Die Gegner des geplanten Tourismusprojekts im Streuhau im Herzengelände von Radolfzell können kaum darauf zählen, dass die Behörden wegen der dort befindlichen Überschwemmungsflächen eine Baugenehmigung für Hotel und Freizeiteinrichtungen versagen. Das Landratsamt Konstanz als zuständige „untere Wasserbehörde„ teilt auf SÜDKURIER-Anfrage mit: „Aus Sicht des Landratsamtes kann im Gewann Streuhau die Festsetzung eines Baugebiets in einem Überschwemmungsgebiet (HQ 100) ausnahmsweise zugelassen werden.“

In der Hochwassergefahrenkarte

Ein HQ 100 ist ein festgesetztes Überschwemmungsgebiet, in dem ein Hochwasserereignis statistisch einmal in hundert Jahren zu erwarten ist. Diese Flächen sind in Hochwassergefahrenkarten dargestellt, auf der Wiese im Streuhauwäldchen sind solche Überschwemmungsgebiete in den Karten der Landesanstalt für Umwelt Baden-Württemberg eingezeichnet. Für diese Flächen gilt eigentlich nach dem Wasserhaushaltsgesetz ein grundsätzliches Verbot für die Ausweisung von Baugebieten.

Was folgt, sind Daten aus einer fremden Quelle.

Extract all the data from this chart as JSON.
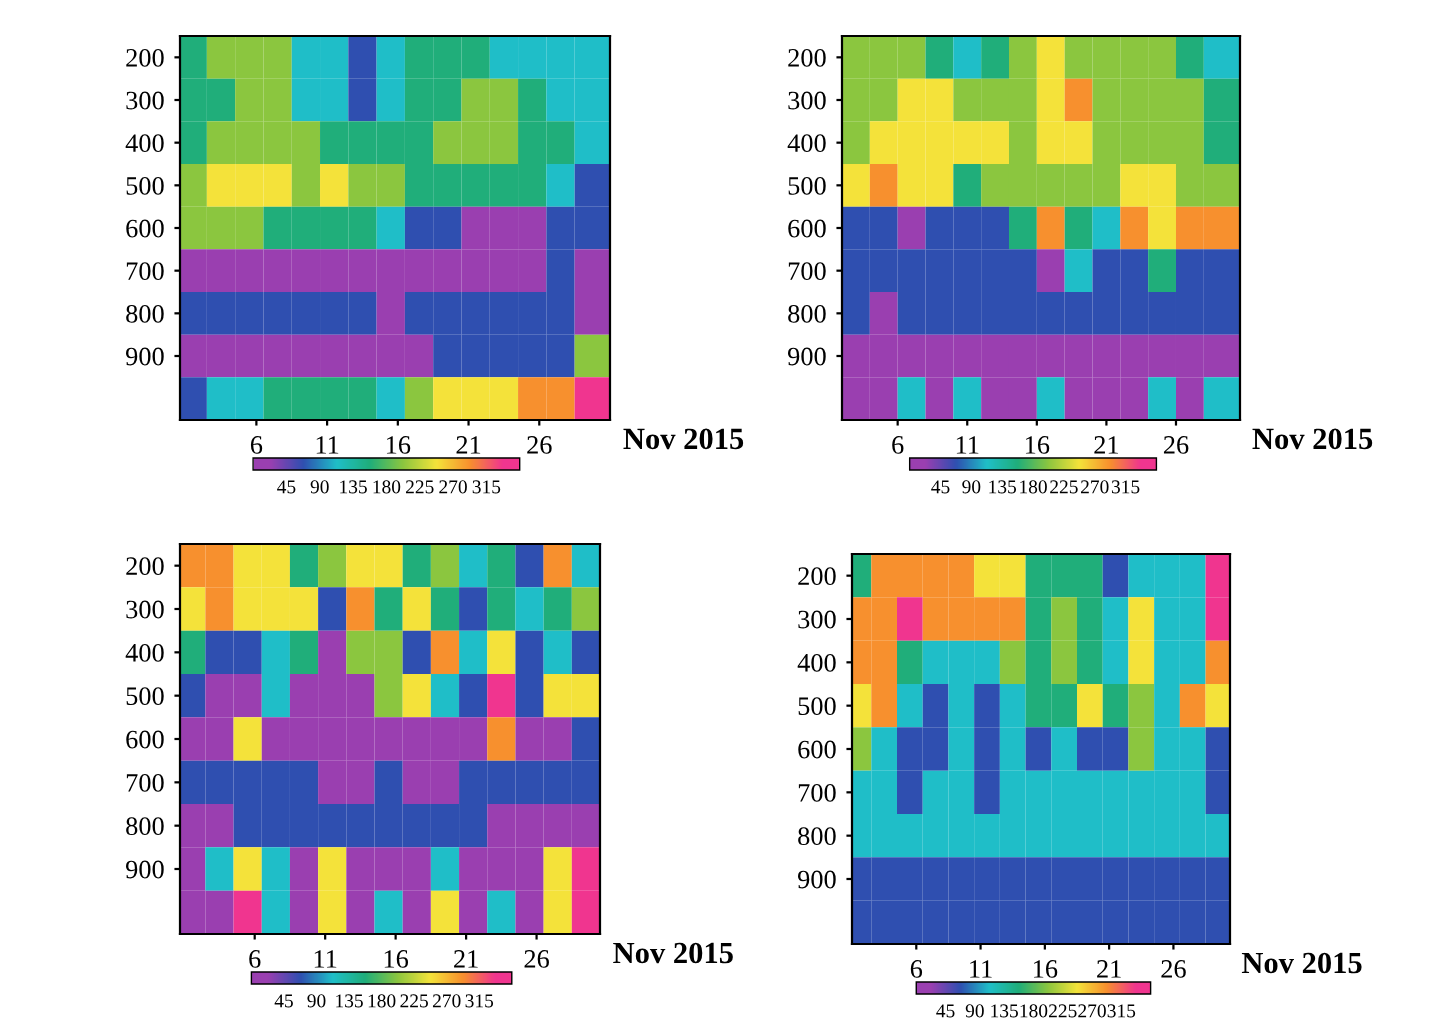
{
  "chart_data": [
    {
      "type": "heatmap",
      "xlabel": "Nov 2015",
      "x": [
        1.5,
        3.5,
        5.5,
        7.5,
        9.5,
        11.5,
        13.5,
        15.5,
        17.5,
        19.5,
        21.5,
        23.5,
        25.5,
        27.5,
        29.5
      ],
      "xlim": [
        0.6,
        31
      ],
      "xticks": [
        6,
        11,
        16,
        21,
        26
      ],
      "y_categories": [
        "200",
        "300",
        "400",
        "500",
        "600",
        "700",
        "800",
        "900",
        null
      ],
      "cells": [
        [
          158,
          202,
          202,
          202,
          112,
          112,
          68,
          112,
          158,
          158,
          158,
          112,
          112,
          112,
          112
        ],
        [
          158,
          158,
          202,
          202,
          112,
          112,
          68,
          112,
          158,
          158,
          202,
          202,
          158,
          112,
          112
        ],
        [
          158,
          202,
          202,
          202,
          202,
          158,
          158,
          158,
          158,
          202,
          202,
          202,
          158,
          158,
          112
        ],
        [
          202,
          248,
          248,
          248,
          202,
          248,
          202,
          202,
          158,
          158,
          158,
          158,
          158,
          112,
          68
        ],
        [
          202,
          202,
          202,
          158,
          158,
          158,
          158,
          112,
          68,
          68,
          22,
          22,
          22,
          68,
          68
        ],
        [
          22,
          22,
          22,
          22,
          22,
          22,
          22,
          22,
          22,
          22,
          22,
          22,
          22,
          68,
          22
        ],
        [
          68,
          68,
          68,
          68,
          68,
          68,
          68,
          22,
          68,
          68,
          68,
          68,
          68,
          68,
          22
        ],
        [
          22,
          22,
          22,
          22,
          22,
          22,
          22,
          22,
          22,
          68,
          68,
          68,
          68,
          68,
          202
        ],
        [
          68,
          112,
          112,
          158,
          158,
          158,
          158,
          112,
          202,
          248,
          248,
          248,
          292,
          292,
          338
        ]
      ],
      "clim": [
        0,
        360
      ],
      "cticks": [
        45,
        90,
        135,
        180,
        225,
        270,
        315
      ],
      "colors": [
        "#9a3fb0",
        "#2f4fb0",
        "#1fbfc8",
        "#1fae7a",
        "#8cc63f",
        "#f4e33a",
        "#f7902e",
        "#f0358f"
      ]
    },
    {
      "type": "heatmap",
      "xlabel": "Nov 2015",
      "x": [
        3,
        5,
        7,
        9,
        11,
        13,
        15,
        17,
        19,
        21,
        23,
        25,
        27,
        29
      ],
      "xlim": [
        2,
        30.6
      ],
      "xticks": [
        6,
        11,
        16,
        21,
        26
      ],
      "y_categories": [
        "200",
        "300",
        "400",
        "500",
        "600",
        "700",
        "800",
        "900",
        null
      ],
      "cells": [
        [
          202,
          202,
          202,
          158,
          112,
          158,
          202,
          248,
          202,
          202,
          202,
          202,
          158,
          112
        ],
        [
          202,
          202,
          248,
          248,
          202,
          202,
          202,
          248,
          292,
          202,
          202,
          202,
          202,
          158
        ],
        [
          202,
          248,
          248,
          248,
          248,
          248,
          202,
          248,
          248,
          202,
          202,
          202,
          202,
          158
        ],
        [
          248,
          292,
          248,
          248,
          158,
          202,
          202,
          202,
          202,
          202,
          248,
          248,
          202,
          202
        ],
        [
          68,
          68,
          22,
          68,
          68,
          68,
          158,
          292,
          158,
          112,
          292,
          248,
          292,
          292
        ],
        [
          68,
          68,
          68,
          68,
          68,
          68,
          68,
          22,
          112,
          68,
          68,
          158,
          68,
          68
        ],
        [
          68,
          22,
          68,
          68,
          68,
          68,
          68,
          68,
          68,
          68,
          68,
          68,
          68,
          68
        ],
        [
          22,
          22,
          22,
          22,
          22,
          22,
          22,
          22,
          22,
          22,
          22,
          22,
          22,
          22
        ],
        [
          22,
          22,
          112,
          22,
          112,
          22,
          22,
          112,
          22,
          22,
          22,
          112,
          22,
          112
        ]
      ],
      "clim": [
        0,
        360
      ],
      "cticks": [
        45,
        90,
        135,
        180,
        225,
        270,
        315
      ],
      "colors": [
        "#9a3fb0",
        "#2f4fb0",
        "#1fbfc8",
        "#1fae7a",
        "#8cc63f",
        "#f4e33a",
        "#f7902e",
        "#f0358f"
      ]
    },
    {
      "type": "heatmap",
      "xlabel": "Nov 2015",
      "x": [
        1.5,
        3.5,
        5.5,
        7.5,
        9.5,
        11.5,
        13.5,
        15.5,
        17.5,
        19.5,
        21.5,
        23.5,
        25.5,
        27.5,
        29.5
      ],
      "xlim": [
        0.7,
        30.5
      ],
      "xticks": [
        6,
        11,
        16,
        21,
        26
      ],
      "y_categories": [
        "200",
        "300",
        "400",
        "500",
        "600",
        "700",
        "800",
        "900",
        null
      ],
      "cells": [
        [
          292,
          292,
          248,
          248,
          158,
          202,
          248,
          248,
          158,
          202,
          112,
          158,
          68,
          292,
          112
        ],
        [
          248,
          292,
          248,
          248,
          248,
          68,
          292,
          158,
          248,
          158,
          68,
          158,
          112,
          158,
          202
        ],
        [
          158,
          68,
          68,
          112,
          158,
          22,
          202,
          202,
          68,
          292,
          112,
          248,
          68,
          112,
          68
        ],
        [
          68,
          22,
          22,
          112,
          22,
          22,
          22,
          202,
          248,
          112,
          68,
          338,
          68,
          248,
          248
        ],
        [
          22,
          22,
          248,
          22,
          22,
          22,
          22,
          22,
          22,
          22,
          22,
          292,
          22,
          22,
          68
        ],
        [
          68,
          68,
          68,
          68,
          68,
          22,
          22,
          68,
          22,
          22,
          68,
          68,
          68,
          68,
          68
        ],
        [
          22,
          22,
          68,
          68,
          68,
          68,
          68,
          68,
          68,
          68,
          68,
          22,
          22,
          22,
          22
        ],
        [
          22,
          112,
          248,
          112,
          22,
          248,
          22,
          22,
          22,
          112,
          22,
          22,
          22,
          248,
          338
        ],
        [
          22,
          22,
          338,
          112,
          22,
          248,
          22,
          112,
          22,
          248,
          22,
          112,
          22,
          248,
          338
        ]
      ],
      "clim": [
        0,
        360
      ],
      "cticks": [
        45,
        90,
        135,
        180,
        225,
        270,
        315
      ],
      "colors": [
        "#9a3fb0",
        "#2f4fb0",
        "#1fbfc8",
        "#1fae7a",
        "#8cc63f",
        "#f4e33a",
        "#f7902e",
        "#f0358f"
      ]
    },
    {
      "type": "heatmap",
      "xlabel": "Nov 2015",
      "x": [
        1.5,
        3.5,
        5.5,
        7.5,
        9.5,
        11.5,
        13.5,
        15.5,
        17.5,
        19.5,
        21.5,
        23.5,
        25.5,
        27.5,
        29.5
      ],
      "xlim": [
        1,
        30.4
      ],
      "xticks": [
        6,
        11,
        16,
        21,
        26
      ],
      "y_categories": [
        "200",
        "300",
        "400",
        "500",
        "600",
        "700",
        "800",
        "900",
        null
      ],
      "cells": [
        [
          158,
          292,
          292,
          292,
          292,
          248,
          248,
          158,
          158,
          158,
          68,
          112,
          112,
          112,
          338
        ],
        [
          292,
          292,
          338,
          292,
          292,
          292,
          292,
          158,
          202,
          158,
          112,
          248,
          112,
          112,
          338
        ],
        [
          292,
          292,
          158,
          112,
          112,
          112,
          202,
          158,
          202,
          158,
          112,
          248,
          112,
          112,
          292
        ],
        [
          248,
          292,
          112,
          68,
          112,
          68,
          112,
          158,
          158,
          248,
          158,
          202,
          112,
          292,
          248
        ],
        [
          202,
          112,
          68,
          68,
          112,
          68,
          112,
          68,
          112,
          68,
          68,
          202,
          112,
          112,
          68
        ],
        [
          112,
          112,
          68,
          112,
          112,
          68,
          112,
          112,
          112,
          112,
          112,
          112,
          112,
          112,
          68
        ],
        [
          112,
          112,
          112,
          112,
          112,
          112,
          112,
          112,
          112,
          112,
          112,
          112,
          112,
          112,
          112
        ],
        [
          68,
          68,
          68,
          68,
          68,
          68,
          68,
          68,
          68,
          68,
          68,
          68,
          68,
          68,
          68
        ],
        [
          68,
          68,
          68,
          68,
          68,
          68,
          68,
          68,
          68,
          68,
          68,
          68,
          68,
          68,
          68
        ]
      ],
      "clim": [
        0,
        360
      ],
      "cticks": [
        45,
        90,
        135,
        180,
        225,
        270,
        315
      ],
      "colors": [
        "#9a3fb0",
        "#2f4fb0",
        "#1fbfc8",
        "#1fae7a",
        "#8cc63f",
        "#f4e33a",
        "#f7902e",
        "#f0358f"
      ]
    }
  ]
}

Wo es ein Verbot gibt, da gibt es auch Ausnahmen

Wo es ein „grundsätzliches Verbot“ gibt, da gibt es meist auch Ausnahmen. Das Bundesgesetz räumt eng begrenzte Möglichkeiten ein: Das Vorhaben darf keine wesentlichen nachteiligen Auswirkungen auf den Hochwasserabfluss und die Hochwasserrückhaltung haben, den bestehenden Hochwasserschutz nicht beeinträchtigen und muss hochwasserangepasst gebaut werden. Diese Voraussetzungen nennt das Ministerium für Umwelt, Klima und Energiewirtschaft in seinem Informationsblatt „Hochwasser – Risikomanagement Baden-Württemberg„.

Das Aachried im Blick

Eine wichtige Voraussetzung für eine Ausnahmegenehmigung im festgesetzten Überschwemmungsgebiet sei, dass der Rückhalteraum „umfang-, funktions- und zeitgleich“ ausgeglichen werde. Eben dies glaubt das Landratsamt durch den Tausch der Schutzgebiete von Streuhau und Bodenseereiter-Gelände erreichen zu können. Das Bodenseereiter-Gelände ist bisher als bebaubare Sondernutzungsfläche für Freizeiteinrichtungen ausgewiesen. An das Bodenseereiter-Gelände grenzt wiederum das westlich gelegene Naturschutzgebiet der Radolfzeller Aach-Mündung, auch Aachried genannt. In seiner Abwägung kommt das Landratsamt Konstanz zu dem Schluss: „Durch den geplanten Flächentausch würde eine dauerhafte Sicherung und Aufwertung der westlich gelegenen Flächen für den Naturschutz ermöglicht.“ Der Flächentausch führe somit mittel- und langfristig auch zu einem Mehrwert für den Naturschutz.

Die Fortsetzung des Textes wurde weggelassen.